Detect AI Deepfakes: 6 Key Traits for Near-Perfect Accuracy

Detect AI Deepfakes: 6 Key Traits for Near-Perfect Accuracy

You pause on a photo in your feed and the voice in your head asks, Is that real? I felt that same jitter the first time a deepfake flirted with my memory. That hesitation is now the place where this research finds its leverage.

I want to teach you a faster, more reliable instinct than clicking “AI detected” and hoping for the best. The Australian National University team published a study in the Proceedings of the National Academy of Sciences showing that training people to read broad facial impressions—rather than tiny glitches—can nearly double accuracy at spotting AI faces. I’ll walk you through what they did, why it works, and how you can use it in the wild.

On the timeline where thousands of faces scroll by, one face feels oddly “too smooth” — what the lab tested

The Emotions and Faces Lab at Australian National University presented 45 participants with a mix of human and AI-generated faces and asked a simple question: is this image real?

Before training, performance looked like a coin flip—people fared poorly at telling AI faces from real ones. The lab then reframed the task. Instead of hunting for visual glitches, participants rated faces on six broad traits: symmetry, proportionality, attractiveness, expressiveness, distinctiveness, and memorability. After repeated practice blocks—six sessions of 96 judgments each—average accuracy nearly doubled and a few people reached what the authors call “near-perfect accuracy.”

At a job interview where a fake candidate almost slipped through, the switch in strategy saved the day — why global impressions beat pixel-spotting

Real-world detectors—Midjourney, DALL·E, Stable Diffusion outputs, even commercial tools—often flag small errors: stray fingers, warped backgrounds, odd reflections. Those cues are fading as generators improve. The ANU team argues a different cue set works better: the math of averages that drives generative models makes AI faces subtly more typical.

AI-trained models synthesize faces from statistical averages of tens of thousands of faces. The result? Faces that are more symmetrical and attractive on average, but less distinctive, less expressive, and less memorable. AI faces often read like wax mannequins under studio lights.

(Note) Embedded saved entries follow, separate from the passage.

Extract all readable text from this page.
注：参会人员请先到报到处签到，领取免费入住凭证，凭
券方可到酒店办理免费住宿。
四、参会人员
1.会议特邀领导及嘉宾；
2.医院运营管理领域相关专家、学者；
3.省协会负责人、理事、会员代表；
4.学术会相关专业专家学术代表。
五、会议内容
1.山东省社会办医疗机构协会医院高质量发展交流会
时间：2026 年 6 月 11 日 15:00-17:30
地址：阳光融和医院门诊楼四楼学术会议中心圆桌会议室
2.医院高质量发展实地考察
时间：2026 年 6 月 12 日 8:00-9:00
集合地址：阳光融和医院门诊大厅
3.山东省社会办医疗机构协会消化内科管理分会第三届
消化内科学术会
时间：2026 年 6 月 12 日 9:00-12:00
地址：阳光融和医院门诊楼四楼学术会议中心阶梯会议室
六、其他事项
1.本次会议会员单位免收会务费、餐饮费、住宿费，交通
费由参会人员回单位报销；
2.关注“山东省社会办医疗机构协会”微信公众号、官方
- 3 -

That pattern is slippery to spot at a glance, but it’s something humans sense unconsciously. The study’s training sharpened that unconscious sense into a reliable decision rule: watch for too much typicality and for low memorability.

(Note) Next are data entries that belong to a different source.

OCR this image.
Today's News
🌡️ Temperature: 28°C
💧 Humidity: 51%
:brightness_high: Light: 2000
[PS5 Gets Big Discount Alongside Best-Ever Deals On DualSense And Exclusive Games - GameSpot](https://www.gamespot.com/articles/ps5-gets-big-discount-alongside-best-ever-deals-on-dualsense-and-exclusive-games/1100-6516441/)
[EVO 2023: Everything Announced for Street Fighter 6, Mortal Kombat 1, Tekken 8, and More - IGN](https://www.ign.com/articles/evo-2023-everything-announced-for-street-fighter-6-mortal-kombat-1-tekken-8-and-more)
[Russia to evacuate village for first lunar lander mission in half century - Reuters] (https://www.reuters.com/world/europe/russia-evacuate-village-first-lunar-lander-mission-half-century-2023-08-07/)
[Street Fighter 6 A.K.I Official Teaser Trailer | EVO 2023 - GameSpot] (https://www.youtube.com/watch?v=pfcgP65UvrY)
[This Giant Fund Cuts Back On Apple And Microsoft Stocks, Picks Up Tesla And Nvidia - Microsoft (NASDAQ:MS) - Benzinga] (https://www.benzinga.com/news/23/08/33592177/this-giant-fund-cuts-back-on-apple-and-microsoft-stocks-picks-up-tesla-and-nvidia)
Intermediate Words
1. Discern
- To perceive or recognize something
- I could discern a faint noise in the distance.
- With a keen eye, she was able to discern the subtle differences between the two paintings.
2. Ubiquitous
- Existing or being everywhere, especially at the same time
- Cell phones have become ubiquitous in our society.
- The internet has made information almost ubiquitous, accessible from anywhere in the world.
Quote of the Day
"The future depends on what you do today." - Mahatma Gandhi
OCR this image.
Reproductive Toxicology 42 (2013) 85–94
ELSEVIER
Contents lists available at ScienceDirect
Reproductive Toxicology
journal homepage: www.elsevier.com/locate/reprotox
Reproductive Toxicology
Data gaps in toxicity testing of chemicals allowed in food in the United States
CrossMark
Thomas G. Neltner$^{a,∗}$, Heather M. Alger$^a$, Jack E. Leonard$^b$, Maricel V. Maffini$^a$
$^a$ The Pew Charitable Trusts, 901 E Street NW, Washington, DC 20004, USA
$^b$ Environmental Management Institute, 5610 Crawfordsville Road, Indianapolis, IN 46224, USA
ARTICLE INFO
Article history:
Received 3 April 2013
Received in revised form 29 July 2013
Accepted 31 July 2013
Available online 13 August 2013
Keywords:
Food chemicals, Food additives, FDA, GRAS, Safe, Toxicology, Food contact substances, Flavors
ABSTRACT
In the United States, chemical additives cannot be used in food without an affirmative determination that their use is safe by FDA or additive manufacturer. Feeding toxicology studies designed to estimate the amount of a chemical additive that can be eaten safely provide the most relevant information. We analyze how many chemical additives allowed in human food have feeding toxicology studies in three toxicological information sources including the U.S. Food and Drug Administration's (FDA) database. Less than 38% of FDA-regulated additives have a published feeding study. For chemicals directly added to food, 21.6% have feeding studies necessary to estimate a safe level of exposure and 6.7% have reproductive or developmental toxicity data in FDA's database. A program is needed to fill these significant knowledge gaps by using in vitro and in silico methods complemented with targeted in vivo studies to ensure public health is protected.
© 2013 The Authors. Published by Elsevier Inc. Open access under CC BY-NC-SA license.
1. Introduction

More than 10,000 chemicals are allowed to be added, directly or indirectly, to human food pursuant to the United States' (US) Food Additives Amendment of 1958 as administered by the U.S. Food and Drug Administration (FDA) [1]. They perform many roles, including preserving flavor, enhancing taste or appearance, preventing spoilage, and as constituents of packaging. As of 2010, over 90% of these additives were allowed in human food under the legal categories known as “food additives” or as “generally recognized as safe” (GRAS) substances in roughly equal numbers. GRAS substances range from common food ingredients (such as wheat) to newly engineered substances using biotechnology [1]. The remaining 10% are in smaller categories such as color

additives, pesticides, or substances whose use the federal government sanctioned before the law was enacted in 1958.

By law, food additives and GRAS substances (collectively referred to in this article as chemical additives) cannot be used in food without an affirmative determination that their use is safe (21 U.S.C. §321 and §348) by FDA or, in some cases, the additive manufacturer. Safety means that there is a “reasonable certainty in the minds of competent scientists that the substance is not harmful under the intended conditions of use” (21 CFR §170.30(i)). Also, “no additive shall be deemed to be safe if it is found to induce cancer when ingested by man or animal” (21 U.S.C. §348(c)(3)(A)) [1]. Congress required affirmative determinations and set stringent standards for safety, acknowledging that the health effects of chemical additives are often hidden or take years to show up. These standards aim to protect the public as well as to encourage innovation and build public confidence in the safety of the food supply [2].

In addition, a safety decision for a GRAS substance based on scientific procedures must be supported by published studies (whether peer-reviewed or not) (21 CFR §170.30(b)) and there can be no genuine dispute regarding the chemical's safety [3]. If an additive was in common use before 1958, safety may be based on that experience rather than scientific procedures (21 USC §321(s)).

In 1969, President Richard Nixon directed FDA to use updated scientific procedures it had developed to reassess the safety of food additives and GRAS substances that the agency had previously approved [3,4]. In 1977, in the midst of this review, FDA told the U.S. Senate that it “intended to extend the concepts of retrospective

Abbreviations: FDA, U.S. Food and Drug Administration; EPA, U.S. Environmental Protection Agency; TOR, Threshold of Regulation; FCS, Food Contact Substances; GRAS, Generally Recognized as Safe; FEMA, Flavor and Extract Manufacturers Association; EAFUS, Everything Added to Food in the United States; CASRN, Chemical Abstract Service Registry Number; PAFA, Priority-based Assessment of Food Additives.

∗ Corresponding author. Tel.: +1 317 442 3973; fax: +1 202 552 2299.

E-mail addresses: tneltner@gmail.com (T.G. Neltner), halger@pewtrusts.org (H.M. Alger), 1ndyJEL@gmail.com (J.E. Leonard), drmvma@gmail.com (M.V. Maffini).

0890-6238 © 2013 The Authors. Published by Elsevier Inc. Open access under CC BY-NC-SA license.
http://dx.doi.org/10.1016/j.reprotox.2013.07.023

How can I tell if an image is AI-generated?

Start with six broad judgments, not tiny artifacts. Ask yourself: does this face feel unusually symmetrical or generically attractive? Is it forgettable? Does the expression really read as an emotion? If several answers point to “too perfect,” treat the image with suspicion. This approach worked in the lab across thousands of trials.

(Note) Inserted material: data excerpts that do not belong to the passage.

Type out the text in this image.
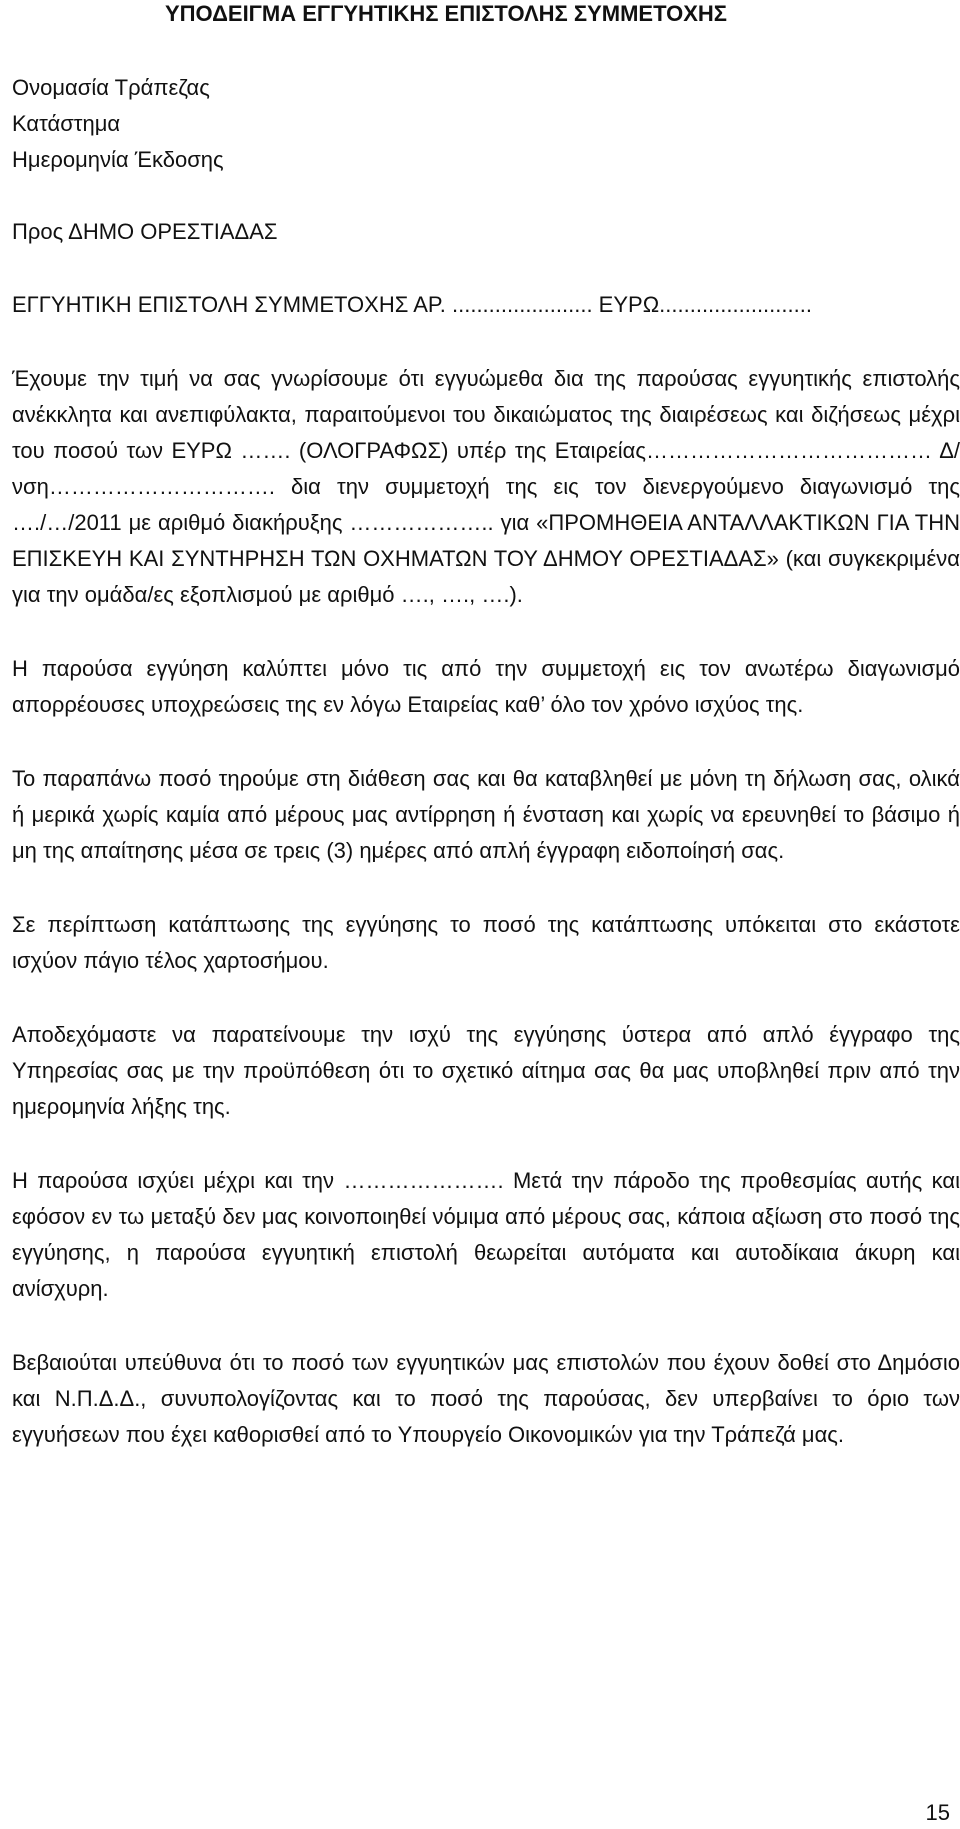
ΥΠΟΔΕΙΓΜΑ ΕΓΓΥΗΤΙΚΗΣ ΕΠΙΣΤΟΛΗΣ ΣΥΜΜΕΤΟΧΗΣ
Ονομασία Τράπεζας
Κατάστημα
Ημερομηνία Έκδοσης
Προς ΔΗΜΟ ΟΡΕΣΤΙΑΔΑΣ
ΕΓΓΥΗΤΙΚΗ ΕΠΙΣΤΟΛΗ ΣΥΜΜΕΤΟΧΗΣ ΑΡ. ....................... ΕΥΡΩ.........................

Έχουμε την τιμή να σας γνωρίσουμε ότι εγγυώμεθα δια της παρούσας εγγυητικής επιστολής ανέκκλητα και ανεπιφύλακτα, παραιτούμενοι του δικαιώματος της διαιρέσεως και διζήσεως μέχρι του ποσού των ΕΥΡΩ ……. (ΟΛΟΓΡΑΦΩΣ) υπέρ της Εταιρείας………………………………… Δ/νση…………………………. δια την συμμετοχή της εις τον διενεργούμενο διαγωνισμό της …./…/2011 με αριθμό διακήρυξης ……………….. για «ΠΡΟΜΗΘΕΙΑ ΑΝΤΑΛΛΑΚΤΙΚΩΝ ΓΙΑ ΤΗΝ ΕΠΙΣΚΕΥΗ ΚΑΙ ΣΥΝΤΗΡΗΣΗ ΤΩΝ ΟΧΗΜΑΤΩΝ ΤΟΥ ΔΗΜΟΥ ΟΡΕΣΤΙΑΔΑΣ» (και συγκεκριμένα για την ομάδα/ες εξοπλισμού με αριθμό …., …., ….).

Η παρούσα εγγύηση καλύπτει μόνο τις από την συμμετοχή εις τον ανωτέρω διαγωνισμό απορρέουσες υποχρεώσεις της εν λόγω Εταιρείας καθ’ όλο τον χρόνο ισχύος της.

Το παραπάνω ποσό τηρούμε στη διάθεση σας και θα καταβληθεί με μόνη τη δήλωση σας, ολικά ή μερικά χωρίς καμία από μέρους μας αντίρρηση ή ένσταση και χωρίς να ερευνηθεί το βάσιμο ή μη της απαίτησης μέσα σε τρεις (3) ημέρες από απλή έγγραφη ειδοποίησή σας.

Σε περίπτωση κατάπτωσης της εγγύησης το ποσό της κατάπτωσης υπόκειται στο εκάστοτε ισχύον πάγιο τέλος χαρτοσήμου.

Αποδεχόμαστε να παρατείνουμε την ισχύ της εγγύησης ύστερα από απλό έγγραφο της Υπηρεσίας σας με την προϋπόθεση ότι το σχετικό αίτημα σας θα μας υποβληθεί πριν από την ημερομηνία λήξης της.

Η παρούσα ισχύει μέχρι και την …………………. Μετά την πάροδο της προθεσμίας αυτής και εφόσον εν τω μεταξύ δεν μας κοινοποιηθεί νόμιμα από μέρους σας, κάποια αξίωση στο ποσό της εγγύησης, η παρούσα εγγυητική επιστολή θεωρείται αυτόματα και αυτοδίκαια άκυρη και ανίσχυρη.

Βεβαιούται υπεύθυνα ότι το ποσό των εγγυητικών μας επιστολών που έχουν δοθεί στο Δημόσιο και Ν.Π.Δ.Δ., συνυπολογίζοντας και το ποσό της παρούσας, δεν υπερβαίνει το όριο των εγγυήσεων που έχει καθορισθεί από το Υπουργείο Οικονομικών για την Τράπεζά μας.

15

At a dating app where dozens of avatars blur into one another, you need a fast test — how the training actually works

The protocol was simple and repeatable: view a face, make a real-or-AI decision, then rate the face on the six qualities. Repetition taught participants to associate patterns of ratings with AI generation. The learning was implicit—participants weren’t told to search for symmetry; they learned to notice it by doing.

Think of the method as a metal detector for sameness, pinging when a face is suspiciously average. After training, participants made far fewer false calls than when relying on conventional cues or commercial detectors (some of which can cost about $20 (€18) per month and still produce false positives).

Can humans be trained to detect deepfakes?

Yes—at least for still images. The experiment’s gains were large, repeatable, and achieved with a short online training regimen. The catch: the paper’s results are confined to image generators. Voice and video deepfakes add temporal and audio cues that may require different training.

At your kitchen table, you can sharpen this skill—what it means for you and for platforms

If you care about disinformation, nonconsensual imagery, or simple trust on social platforms, this research gives a practical route forward. Platforms—think X/Twitter, Meta, Reddit—or newsroom verification teams could deploy short, scalable training modules to help moderators and readers improve detection rates. Some detection systems like Pangram and other commercial services have tried automated flags; humans trained in global impressions could be the guardrail those automated systems lack.

There are limits. The method won’t stop a determined fraudster who layers real photos and careful editing. It won’t automatically apply to audio or motion-based deepfakes. Still, the upside is clear: distributed human judgment, trained to notice a few broad signs, can raise the cost of deception and protect people who are targeted by AI-assisted abuse.

Are AI-detection tools reliable?

They can help, but they aren’t a panacea. AI detectors sometimes produce false positives and often operate as black boxes—Pangram and similar tools have been criticized for inconsistent outputs. Pair those tools with trained human reviewers who focus on the six traits and you get the best of both worlds: scalable automation plus informed human judgment.

This isn’t a final answer to AI slop imagery, but it’s practical, cheap, and surprisingly effective—will you teach your feed to be suspicious or will you keep trusting the eye’s first impression?